La vida buena. Somos más que genes y cerebro
En su tiempo, Francis Bacon (1561-1626), primer barón de Verulamium, primer vizconde de Saint Albans y canciller de Inglaterra, dijo que era necesario torturar a la naturaleza hasta que ella confesara todas sus leyes para poder imitarlas o mejorarlas. Se considera a Bacon el padre del empirismo científico, la ciencia pura y dura, esa que hoy, aliada a la tecnología, ya no se propone remedar a la naturaleza, sino simplemente superarla. El viejo sueño humano de remplazar a los dioses, sean uno o varios. ¿Quién necesita de un dios cuando una alianza científico-tecnológica le promete superar todos los límites, desterrar toda enfermedad y dolor, llegar a los confines del universo, alcanzar la inmortalidad y reírse de la muerte en la propia cara de esta? Es la versión moderna de una antigua conducta de la cual la especie parece no sacar ninguna enseñanza. La hubris, descrita por los antiguos griegos en su inagotable mitología, esa expresión de soberbia y desmesura que suele terminar con la aparición de Némesis, diosa de la justicia y el equilibrio, es quien toma diferentes formas para castigar a los arrogantes y devolver las cosas a su lugar.

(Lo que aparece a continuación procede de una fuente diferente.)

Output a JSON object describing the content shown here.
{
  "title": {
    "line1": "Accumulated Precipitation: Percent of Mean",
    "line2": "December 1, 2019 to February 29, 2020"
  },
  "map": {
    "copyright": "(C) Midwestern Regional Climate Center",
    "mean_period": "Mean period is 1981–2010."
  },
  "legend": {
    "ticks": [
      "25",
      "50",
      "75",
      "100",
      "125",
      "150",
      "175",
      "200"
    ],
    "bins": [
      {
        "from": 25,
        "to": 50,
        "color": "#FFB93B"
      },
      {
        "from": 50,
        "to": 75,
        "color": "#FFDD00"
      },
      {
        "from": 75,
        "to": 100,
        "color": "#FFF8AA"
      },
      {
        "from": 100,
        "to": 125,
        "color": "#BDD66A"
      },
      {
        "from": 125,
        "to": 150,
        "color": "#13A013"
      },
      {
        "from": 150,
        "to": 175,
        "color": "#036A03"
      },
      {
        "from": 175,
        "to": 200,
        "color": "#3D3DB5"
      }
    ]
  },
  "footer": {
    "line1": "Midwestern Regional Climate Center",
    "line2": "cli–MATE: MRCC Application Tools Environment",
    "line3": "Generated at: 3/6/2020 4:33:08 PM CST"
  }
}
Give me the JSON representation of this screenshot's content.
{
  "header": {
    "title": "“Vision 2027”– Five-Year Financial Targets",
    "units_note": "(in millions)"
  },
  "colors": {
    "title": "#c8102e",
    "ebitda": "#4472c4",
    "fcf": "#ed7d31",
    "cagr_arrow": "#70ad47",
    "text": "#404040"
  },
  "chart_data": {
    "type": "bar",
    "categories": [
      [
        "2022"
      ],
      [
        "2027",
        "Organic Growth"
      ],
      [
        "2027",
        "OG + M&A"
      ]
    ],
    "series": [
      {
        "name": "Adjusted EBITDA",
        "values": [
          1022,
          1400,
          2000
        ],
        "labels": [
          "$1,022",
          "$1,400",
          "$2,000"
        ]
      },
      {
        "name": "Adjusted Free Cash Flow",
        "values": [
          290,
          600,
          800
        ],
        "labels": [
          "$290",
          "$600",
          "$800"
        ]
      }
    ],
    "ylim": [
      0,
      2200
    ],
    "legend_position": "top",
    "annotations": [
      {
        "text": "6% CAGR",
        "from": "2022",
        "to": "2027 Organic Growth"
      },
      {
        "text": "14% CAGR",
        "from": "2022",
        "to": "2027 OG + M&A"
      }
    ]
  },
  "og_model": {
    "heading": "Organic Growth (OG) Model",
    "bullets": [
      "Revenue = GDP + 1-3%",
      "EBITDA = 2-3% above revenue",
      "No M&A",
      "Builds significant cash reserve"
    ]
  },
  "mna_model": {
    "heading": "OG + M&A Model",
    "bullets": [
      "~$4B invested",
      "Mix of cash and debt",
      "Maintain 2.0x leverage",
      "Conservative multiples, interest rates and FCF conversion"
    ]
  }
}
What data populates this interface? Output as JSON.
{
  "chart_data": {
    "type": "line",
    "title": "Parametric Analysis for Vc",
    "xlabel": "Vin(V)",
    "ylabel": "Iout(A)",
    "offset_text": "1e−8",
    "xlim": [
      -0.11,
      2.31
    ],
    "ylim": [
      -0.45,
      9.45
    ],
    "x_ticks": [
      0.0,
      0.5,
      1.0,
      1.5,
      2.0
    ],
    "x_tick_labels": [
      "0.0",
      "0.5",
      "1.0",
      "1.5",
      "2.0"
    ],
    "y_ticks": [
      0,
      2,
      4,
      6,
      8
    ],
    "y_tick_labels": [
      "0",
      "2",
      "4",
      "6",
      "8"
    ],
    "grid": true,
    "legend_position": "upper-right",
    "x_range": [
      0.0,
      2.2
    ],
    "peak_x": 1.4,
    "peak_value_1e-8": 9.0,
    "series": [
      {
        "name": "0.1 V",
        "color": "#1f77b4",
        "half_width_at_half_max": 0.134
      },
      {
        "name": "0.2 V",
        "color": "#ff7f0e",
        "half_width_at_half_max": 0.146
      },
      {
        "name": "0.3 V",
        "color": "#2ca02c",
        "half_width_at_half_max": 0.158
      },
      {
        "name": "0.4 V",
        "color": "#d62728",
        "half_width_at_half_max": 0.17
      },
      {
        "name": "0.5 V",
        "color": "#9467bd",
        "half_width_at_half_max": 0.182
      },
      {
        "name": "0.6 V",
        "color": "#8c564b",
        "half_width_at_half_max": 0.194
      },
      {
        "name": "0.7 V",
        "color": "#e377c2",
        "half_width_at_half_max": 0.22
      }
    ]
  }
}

Dos de los más desarrollados y difundidos intentos contemporáneos de traspasar límites son la ingeniería genética y las neurociencias. La primera amenaza con la creación de humanos a la carta, prediseñados y con garantía de salud total y vida eterna (hay un movimiento que se llama a sí mismo posthumanista, alentando tal anhelo), y las segundas no cejan en su quimera de desentrañar todos los misterios del cerebro, escudriñándolo como si se tratara de una aplicación, que se puede bajar, instalar, actualizar y descular. Curioso regreso a un determinismo, según el cual la vida humana sería apenas la de unas marionetas manejadas por leyes físicas y químicas. Electrodos, escaneos, mapeos y otras herramientas permitirían entonces reducir de una buena vez al más misterioso y complejo de los órganos y dejar de preocuparnos por temas como la libertad, la responsabilidad, la conciencia. Como apunta el psicoanalista y filósofo Miguel Benasayag en su estimulante ensayo El cerebro aumentado, el hombre disminuido, “el centro de los centros, el refugio del alma y el espíritu, el fundamento del libre arbitrio humano habría caído”. El amor tan mentado y elogiado, dice Benasayag, sería una simple cuestión de oxitocina o vasopresina. Nos moveríamos impulsados por mecanismos predeterminados, no actuaríamos por voluntad o aspiración de sentido.
La vida (no solo la humana, sino toda ella) es una suerte de inmenso holograma que en cada una de sus partes reproduce el todo. Así, el fenómeno de la desmesura puede manifestarse en la política, en la ciencia, en las interrelaciones de todo tipo. Un Putin, un Elon Musk, un Mark Zuckerberg, lejos de ser expresiones meramente individuales, aisladas (y aislables) de la hubris, del desprecio psicopático por los límites y por el otro, resultan emergentes disfuncionales de un arquetipo, es decir, de una energía que (como explicó el gran psicólogo y pensador suizo Carl Jung) anida en el inconsciente colectivo. Los arquetipos son numerosos: guerrero, mago, amante, rey, madre, padre, dios, diosa, inocente, sabio, bufón, héroe, rebelde, protector, etcétera, etcétera. Nacen de la experiencia acumulada por la especie durante su existencia, exceden a cada individuo y a su tiempo de vida, en algunas personas se activan unos con más fuerza que otros y algunos permanecen siempre dormidos, y su modo de aparición en la vida real se puede dar de un modo tóxico o de una manera fecunda. Ningún artilugio científico o tecnológico puede capturarlos, su morada no está ni en los genes ni en el cerebro. Pero como gobernantes, como genocidas, como sanadores, como líderes, como maestros, determinan cada día nuestras vidas intelectuales y colectivas.